In Gaza, what would usually be routine academic practices—projects, due dates—transform into ethical dilemmas, influenced daily by anxiety over students’ safety, warmth and proximity to protection.

During nights like these, I find myself thinking about them. Is their shelter holding? Is there heat? Has the gale ripped through their shelter while they were trying to sleep? For those residing in apartments, or the shells that are left, there is no heating. With electricity mostly absent and fuel in short supply, warmth comes mainly from bundling up and using any remaining covers. Even so, cold nights are unbearable. How then those living in tents?

Political Failure

Reports indicate that more than a million people in Gaza live in shelters. Aid supplies, including insulated tents, have been inadequate. Amid the last tempest, aid organizations reported providing coverings, shelters and sleeping materials to numerous households. For those affected, however, this assistance was frequently felt to be uneven and inadequate, limited to short-term fixes that were largely ineffective against extended hardship to cold, wind and rain. Structures give way. Sicknesses, hypothermia, and infections linked to damp conditions are on the upswing.

This cannot be described as an unforeseen disaster. Winter comes every year. People in Gaza understand this failure not as misfortune, but as neglect. People speak of how critical supplies are blocked or slowed, while attempts to reinforce weakened structures are repeatedly obstructed.

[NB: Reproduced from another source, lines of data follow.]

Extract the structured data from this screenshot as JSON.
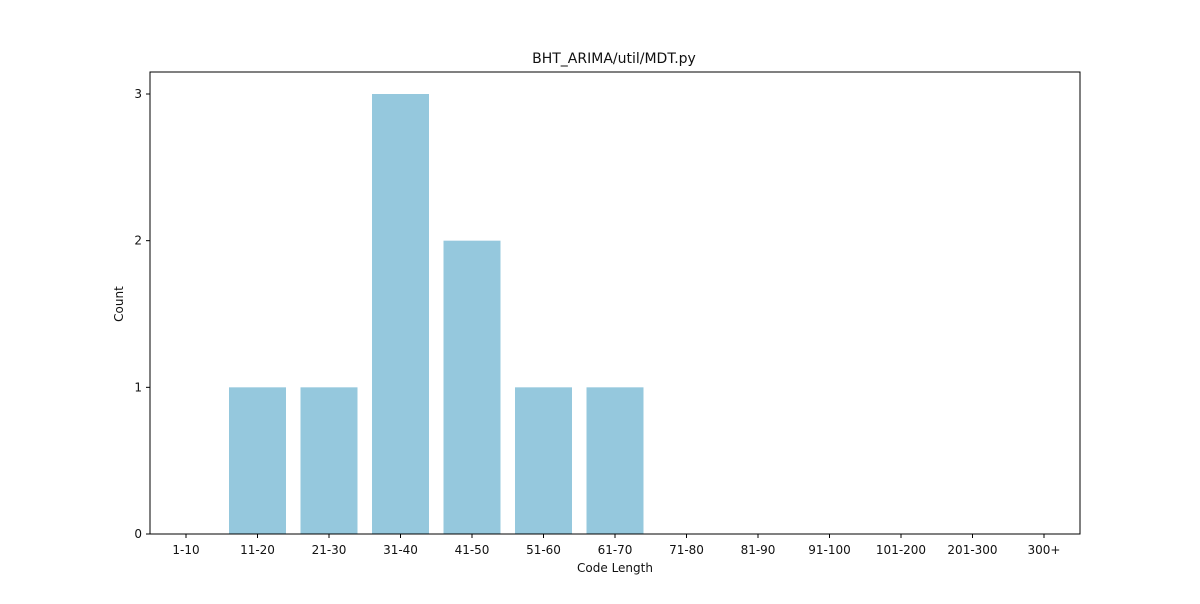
{
  "chart_data": {
    "type": "bar",
    "title": "BHT_ARIMA/util/MDT.py",
    "xlabel": "Code Length",
    "ylabel": "Count",
    "categories": [
      "1-10",
      "11-20",
      "21-30",
      "31-40",
      "41-50",
      "51-60",
      "61-70",
      "71-80",
      "81-90",
      "91-100",
      "101-200",
      "201-300",
      "300+"
    ],
    "values": [
      0,
      1,
      1,
      3,
      2,
      1,
      1,
      0,
      0,
      0,
      0,
      0,
      0
    ],
    "yticks": [
      0,
      1,
      2,
      3
    ],
    "ylim": [
      0,
      3.15
    ],
    "grid": false,
    "bar_color": "#95c8dd"
  }
}
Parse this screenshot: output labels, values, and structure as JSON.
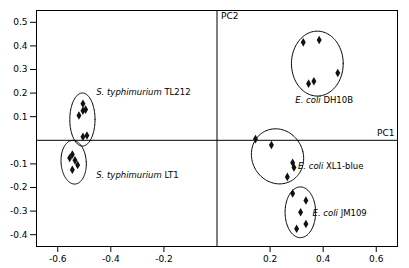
{
  "chart_data": {
    "type": "scatter",
    "xlabel": "PC1",
    "ylabel": "PC2",
    "xlim": [
      -0.68,
      0.68
    ],
    "ylim": [
      -0.45,
      0.55
    ],
    "xticks": [
      -0.6,
      -0.4,
      -0.2,
      0.2,
      0.4,
      0.6
    ],
    "yticks": [
      -0.4,
      -0.3,
      -0.2,
      -0.1,
      0.1,
      0.2,
      0.3,
      0.4,
      0.5
    ],
    "grid": false,
    "color": "#111111",
    "marker": "diamond",
    "series": [
      {
        "name": "S. typhimurium TL212",
        "x": [
          -0.505,
          -0.505,
          -0.52,
          -0.495,
          -0.505,
          -0.49
        ],
        "y": [
          0.155,
          0.125,
          0.105,
          0.13,
          0.015,
          0.02
        ],
        "ellipse": {
          "cx": -0.507,
          "cy": 0.088,
          "width": 0.095,
          "height": 0.225,
          "angle": 0
        },
        "label_x": -0.455,
        "label_y": 0.205
      },
      {
        "name": "S. typhimurium LT1",
        "x": [
          -0.545,
          -0.535,
          -0.525,
          -0.545,
          -0.555
        ],
        "y": [
          -0.06,
          -0.085,
          -0.105,
          -0.125,
          -0.075
        ],
        "ellipse": {
          "cx": -0.54,
          "cy": -0.093,
          "width": 0.095,
          "height": 0.185,
          "angle": 3
        },
        "label_x": -0.455,
        "label_y": -0.148
      },
      {
        "name": "E. coli DH10B",
        "x": [
          0.325,
          0.385,
          0.345,
          0.365,
          0.455
        ],
        "y": [
          0.415,
          0.425,
          0.24,
          0.25,
          0.285
        ],
        "ellipse": {
          "cx": 0.378,
          "cy": 0.325,
          "width": 0.195,
          "height": 0.275,
          "angle": 0
        },
        "label_x": 0.295,
        "label_y": 0.168
      },
      {
        "name": "E. coli XL1-blue",
        "x": [
          0.145,
          0.205,
          0.285,
          0.29,
          0.265
        ],
        "y": [
          0.005,
          -0.02,
          -0.095,
          -0.115,
          -0.155
        ],
        "ellipse": {
          "cx": 0.228,
          "cy": -0.068,
          "width": 0.195,
          "height": 0.235,
          "angle": 12
        },
        "label_x": 0.305,
        "label_y": -0.108
      },
      {
        "name": "E. coli JM109",
        "x": [
          0.285,
          0.335,
          0.315,
          0.335,
          0.3
        ],
        "y": [
          -0.225,
          -0.255,
          -0.305,
          -0.355,
          -0.375
        ],
        "ellipse": {
          "cx": 0.314,
          "cy": -0.305,
          "width": 0.115,
          "height": 0.215,
          "angle": 0
        },
        "label_x": 0.36,
        "label_y": -0.31
      }
    ]
  }
}
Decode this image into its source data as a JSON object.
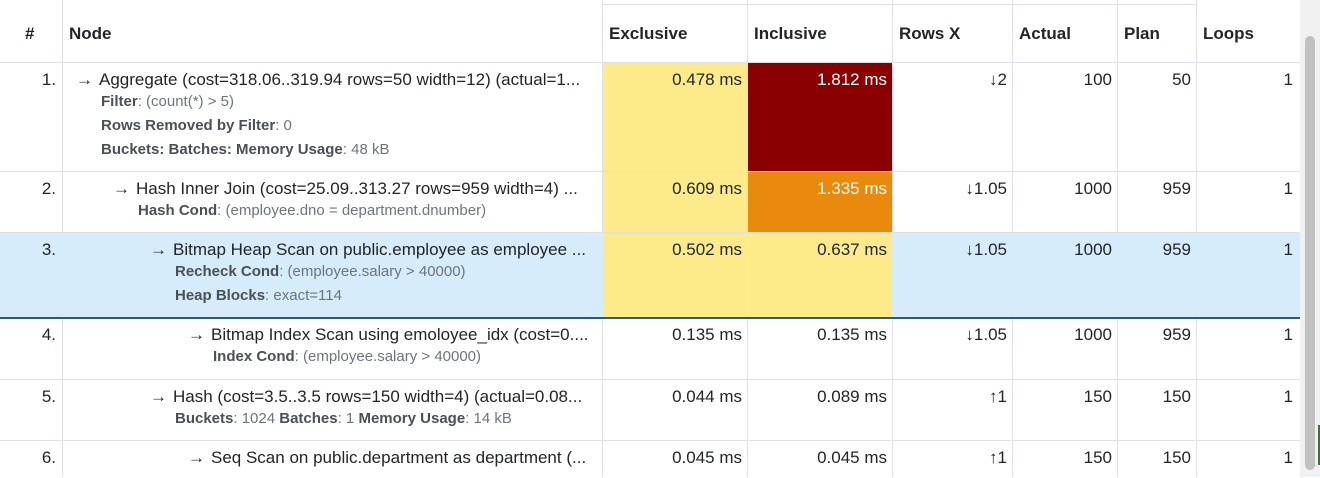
{
  "columns": {
    "num": "#",
    "node": "Node",
    "exclusive": "Exclusive",
    "inclusive": "Inclusive",
    "rows_x": "Rows X",
    "actual": "Actual",
    "plan": "Plan",
    "loops": "Loops"
  },
  "colors": {
    "exclusive_bg": "#fdeb8a",
    "inclusive_high": "#8a0000",
    "inclusive_mid": "#ea8a0c",
    "selected_row": "#d6ecfa"
  },
  "rows": [
    {
      "num": "1.",
      "arrow": "→",
      "title": "Aggregate (cost=318.06..319.94 rows=50 width=12) (actual=1...",
      "details": [
        {
          "k": "Filter",
          "v": ": (count(*) > 5)"
        },
        {
          "k": "Rows Removed by Filter",
          "v": ": 0"
        },
        {
          "k": "Buckets:  Batches:  Memory Usage",
          "v": ": 48 kB"
        }
      ],
      "exclusive": "0.478 ms",
      "inclusive": "1.812 ms",
      "rows_x": "↓2",
      "actual": "100",
      "plan": "50",
      "loops": "1"
    },
    {
      "num": "2.",
      "arrow": "→",
      "title": "Hash Inner Join (cost=25.09..313.27 rows=959 width=4) ...",
      "details": [
        {
          "k": "Hash Cond",
          "v": ": (employee.dno = department.dnumber)"
        }
      ],
      "exclusive": "0.609 ms",
      "inclusive": "1.335 ms",
      "rows_x": "↓1.05",
      "actual": "1000",
      "plan": "959",
      "loops": "1"
    },
    {
      "num": "3.",
      "arrow": "→",
      "title": "Bitmap Heap Scan on public.employee as employee ...",
      "details": [
        {
          "k": "Recheck Cond",
          "v": ": (employee.salary > 40000)"
        },
        {
          "k": "Heap Blocks",
          "v": ": exact=114"
        }
      ],
      "exclusive": "0.502 ms",
      "inclusive": "0.637 ms",
      "rows_x": "↓1.05",
      "actual": "1000",
      "plan": "959",
      "loops": "1"
    },
    {
      "num": "4.",
      "arrow": "→",
      "title": "Bitmap Index Scan using emoloyee_idx (cost=0....",
      "details": [
        {
          "k": "Index Cond",
          "v": ": (employee.salary > 40000)"
        }
      ],
      "exclusive": "0.135 ms",
      "inclusive": "0.135 ms",
      "rows_x": "↓1.05",
      "actual": "1000",
      "plan": "959",
      "loops": "1"
    },
    {
      "num": "5.",
      "arrow": "→",
      "title": "Hash (cost=3.5..3.5 rows=150 width=4) (actual=0.08...",
      "details": [
        {
          "k": "Buckets",
          "v": ": 1024 "
        },
        {
          "k": "Batches",
          "v": ": 1 "
        },
        {
          "k": "Memory Usage",
          "v": ": 14 kB"
        }
      ],
      "exclusive": "0.044 ms",
      "inclusive": "0.089 ms",
      "rows_x": "↑1",
      "actual": "150",
      "plan": "150",
      "loops": "1"
    },
    {
      "num": "6.",
      "arrow": "→",
      "title": "Seq Scan on public.department as department (...",
      "details": [],
      "exclusive": "0.045 ms",
      "inclusive": "0.045 ms",
      "rows_x": "↑1",
      "actual": "150",
      "plan": "150",
      "loops": "1"
    }
  ]
}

Grassroots projects have tried to make do, to distribute plastic sheeting, yet they continue to be hampered by restrictions on imports. The culpability lies in political and humanitarian. Remedies are known, but are prevented from arriving.

A Symbolic Season

The aspect that renders this pain especially agonizing is how preventable it is. No one should have to study, raise children, or battle sickness standing surrounded by cold water inside a tent. It is wrong for a pupil to worry about the rain damaging their precious phone. Rain exposes just how vulnerable survival is. It tests bodies worn down by stress, exhaustion, and grief.

This winter aligns with the Christmas season that, for millions, represents warmth, refuge and care for the most vulnerable. In Palestine, that {symbolism

Donald Hutchinson
Donald Hutchinson

A seasoned streamer and digital content creator with over a decade of experience in building online communities.